Recently, I’ve found some precious time in between studying for 17 credit-hours of courses to make progress towards my next project: a Quadrupedal Robot. This project is, of course, highly inspired by the work of Boston Dynamics on Spot, MIT on MiniCheetah (who I have the pleasure of working with at UM), and last but not least, my good friend Adham Elarabawy’s work on Open Quadruped with Maurice Rahme. Go check out their work! At the time of writing, Adham is at Berkeley and Maurice at Boston Dynamics, and they will both go on to do many more impressive things, I’m sure.


There are some high level and low level goals, short term and long term goals, and perhaps even longer term goals reaching far into the future (this is a fun albeit expensive hobby to maintain).

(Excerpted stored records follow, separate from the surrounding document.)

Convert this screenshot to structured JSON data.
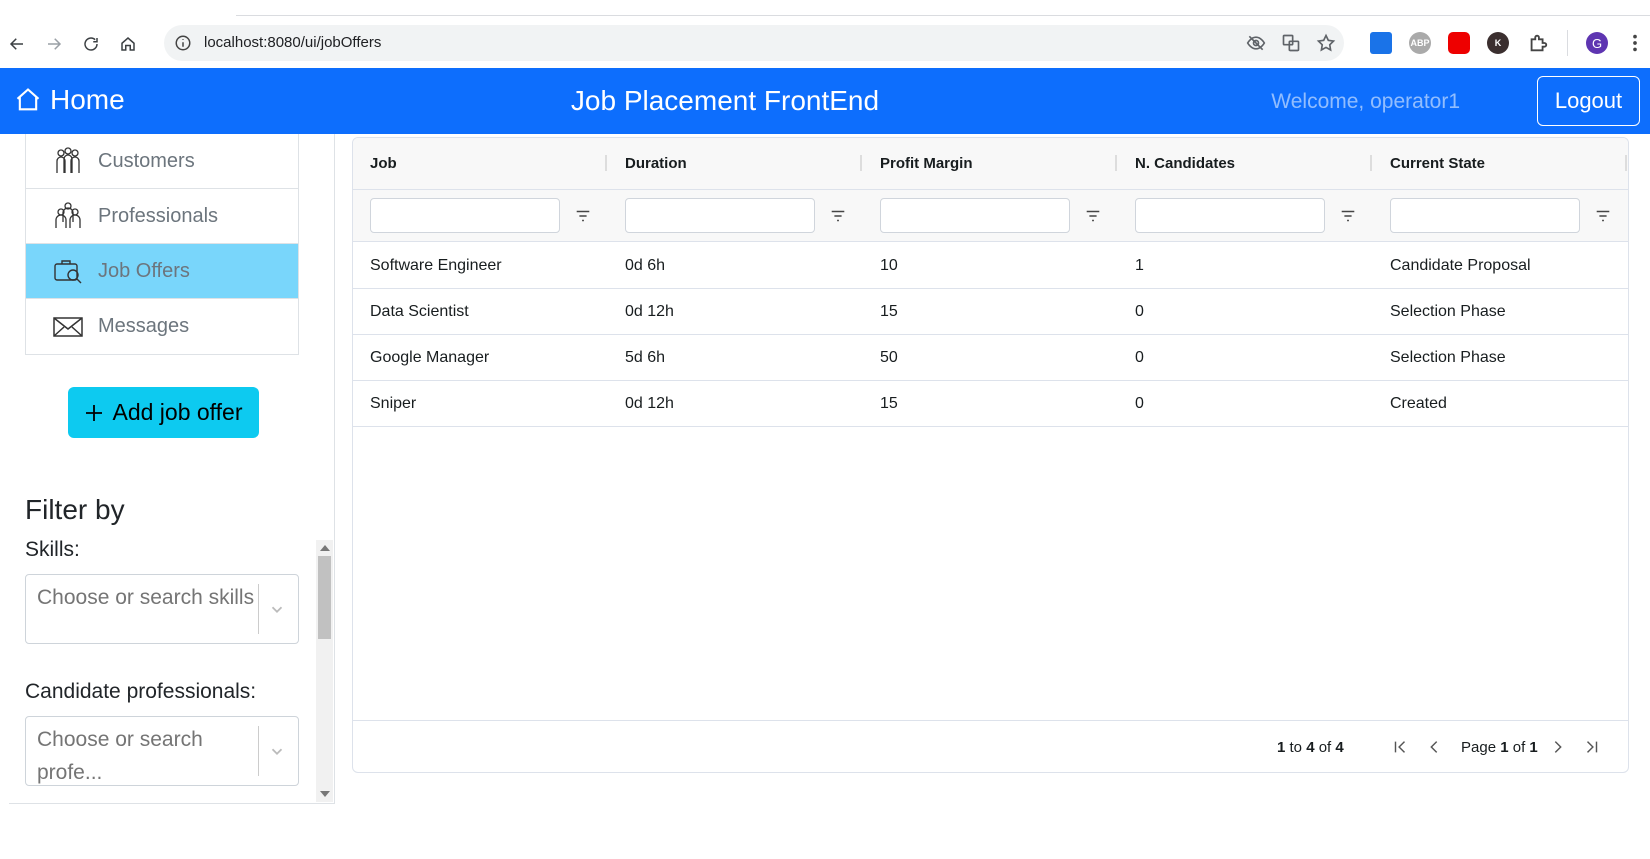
{
  "browser": {
    "url": "localhost:8080/ui/jobOffers",
    "profile_initial": "G",
    "extensions": [
      "eye-off-icon",
      "translate-icon",
      "star-icon",
      "screenshot-ext-icon",
      "abp-ext-icon",
      "youtube-ext-icon",
      "k-ext-icon",
      "puzzle-icon"
    ],
    "abp_label": "ABP",
    "k_label": "K"
  },
  "navbar": {
    "home_label": "Home",
    "title": "Job Placement FrontEnd",
    "welcome": "Welcome, operator1",
    "logout_label": "Logout",
    "color": "#0d6efd"
  },
  "sidebar": {
    "items": [
      {
        "label": "Customers",
        "icon": "customers-icon",
        "active": false
      },
      {
        "label": "Professionals",
        "icon": "professionals-icon",
        "active": false
      },
      {
        "label": "Job Offers",
        "icon": "job-offers-icon",
        "active": true
      },
      {
        "label": "Messages",
        "icon": "envelope-icon",
        "active": false
      }
    ],
    "add_button_label": "Add job offer",
    "add_button_color": "#0dcaf0",
    "active_color": "#79d6fb",
    "filter_title": "Filter by",
    "skills_label": "Skills:",
    "skills_placeholder": "Choose or search skills",
    "professionals_label": "Candidate professionals:",
    "professionals_placeholder": "Choose or search profe..."
  },
  "grid": {
    "columns": [
      "Job",
      "Duration",
      "Profit Margin",
      "N. Candidates",
      "Current State"
    ],
    "rows": [
      [
        "Software Engineer",
        "0d 6h",
        "10",
        "1",
        "Candidate Proposal"
      ],
      [
        "Data Scientist",
        "0d 12h",
        "15",
        "0",
        "Selection Phase"
      ],
      [
        "Google Manager",
        "5d 6h",
        "50",
        "0",
        "Selection Phase"
      ],
      [
        "Sniper",
        "0d 12h",
        "15",
        "0",
        "Created"
      ]
    ],
    "pagination": {
      "from": "1",
      "to_word": "to",
      "to": "4",
      "of_word": "of",
      "total": "4",
      "page_word": "Page",
      "page": "1",
      "pages": "1"
    }
  }
}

Some high level goals for this first iteration include:

  • BOM cost of <$800
  • Easily machinable/manufacturable custom components
  • Easily sourceable commercial-off-the-shelf components


I’m starting out small scale with some 20KG RC car hobby servos for rudimentary pose acquisition and gait generation. The most obvious downsides would have to be the pitiful resolution and accuracy that comes with hobbyist servo motors, and implementing velocity control or even force control for more complex motion planning is non-trivial. Though, currently, I’m pretty happy with the scope of this project. In the future, this project can also serve as a platform for other explorations involving CV, SLAM, motion planning, sensor fusion with kalman filters, etc. On the hardware side, I might become interested in developing custom brushless motor technology. I have a decent idea of where I want to take this project in the immediate future. But who knows where this project will take me?


The first step was to solve for the inverse kinematics and also to visually verify it in a custom visualization pipeline. The former has been done for a while now, actually since before winter break.

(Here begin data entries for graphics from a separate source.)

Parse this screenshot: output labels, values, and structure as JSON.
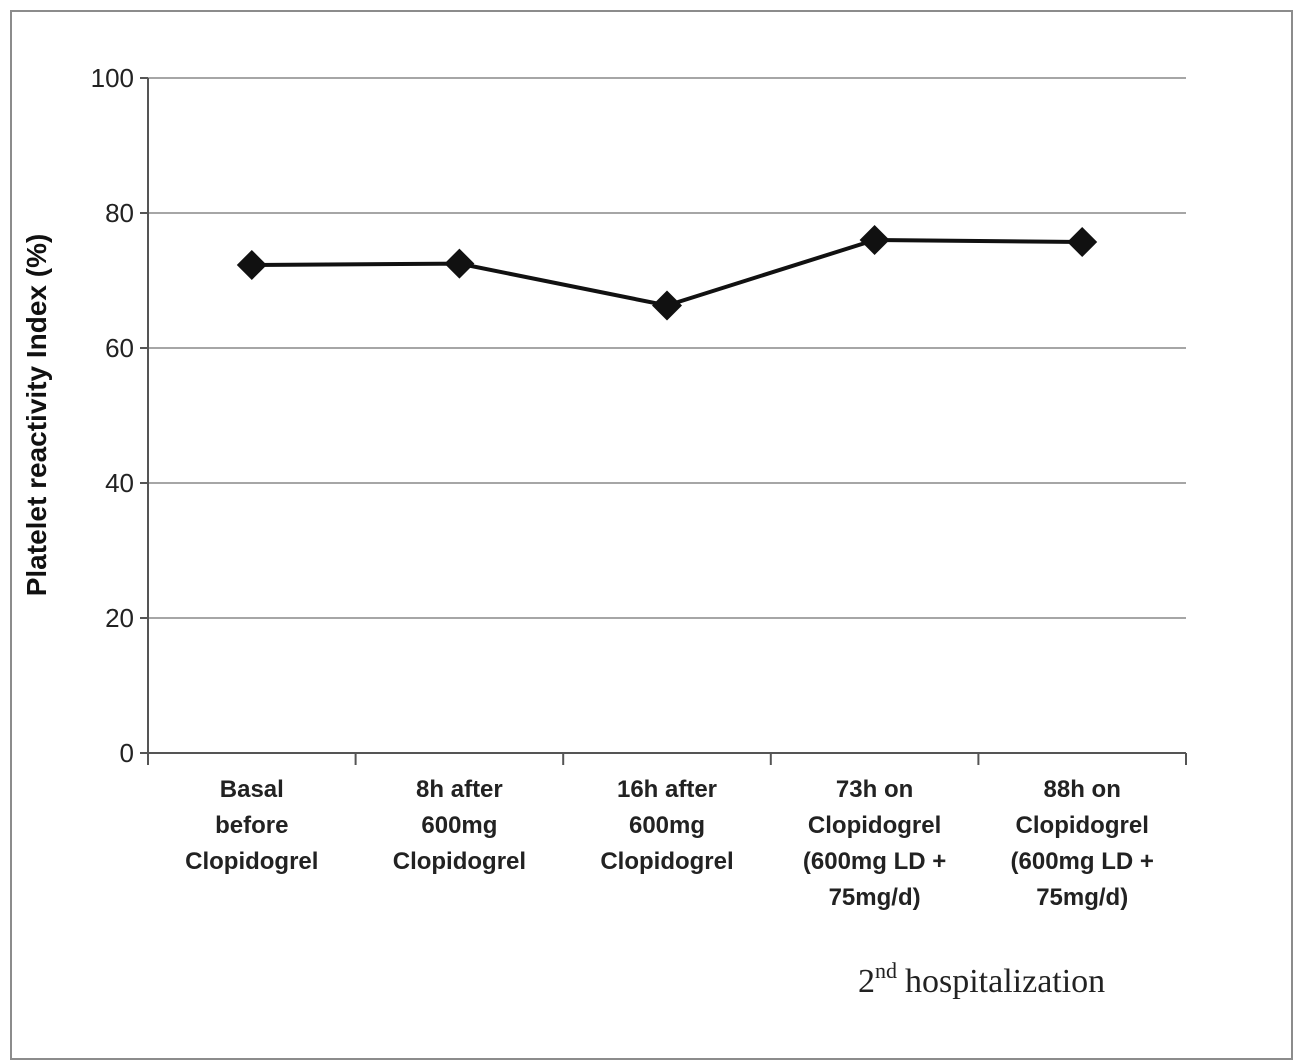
{
  "chart_data": {
    "type": "line",
    "title": "",
    "xlabel": "",
    "ylabel": "Platelet reactivity Index (%)",
    "ylim": [
      0,
      100
    ],
    "yticks": [
      0,
      20,
      40,
      60,
      80,
      100
    ],
    "grid": true,
    "categories": [
      [
        "Basal",
        "before",
        "Clopidogrel"
      ],
      [
        "8h after",
        "600mg",
        "Clopidogrel"
      ],
      [
        "16h after",
        "600mg",
        "Clopidogrel"
      ],
      [
        "73h on",
        "Clopidogrel",
        "(600mg LD +",
        "75mg/d)"
      ],
      [
        "88h on",
        "Clopidogrel",
        "(600mg LD +",
        "75mg/d)"
      ]
    ],
    "series": [
      {
        "values": [
          72.3,
          72.5,
          66.3,
          76.0,
          75.7
        ],
        "color": "#111111",
        "marker": "diamond"
      }
    ],
    "annotation": {
      "base": "2",
      "superscript": "nd",
      "text": "hospitalization"
    }
  }
}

And I recently got around the the latter. I have been looking around for python visualization modules for quite some time, since I was getting tired of how slow matplotlib is for 3D visualizations. It’s made to look presentable for research paper graphics, but it’s not necessarily built with real-time performance in mind. I’ve finally found one that I’m pretty happy with: pyqtgraph. It appears to be an impressively robust 2d and 3d visualization module that uses OpenGL for fast object rendering, and is built with a choice of either Qt or PySide as a GUI backend.


Next I needed to develop a user input scheme for both the final robot and the visualization. On this front I had quite a few options. I steered away from the keyboard or any kind of binary-state input since I wanted a little bit more ganularity. For this, I opted for a PS4 controller. Going down this path led me to the discovery of a whole world involving the /dev/input directory. The /dev/input directory in Linux is a must-know for pretty much anything involving device I/O. The directory can contain device files for various input devices such as mice, keyboards, joysticks and so on. If you “open” a device file, you’ll receive streams of binary data, which correspond to events on the device, such as button presses or thumbstick state changes.


After decoding this data stream for a PS4 controller, you have the ability to create callbacks to run a block of code after a specified event, allowing you to map PS4 controls to robot controls.


While I was developing my visualization, I realized that I had a problem. I had two loops that I wanted to run: 1) the pyqtgraph loop which updates the visualization state, 2) the PS4 loop that reads the PS4 input data stream and updates robot state variables. This is the problem that introduced me to the wonders of threaded programs.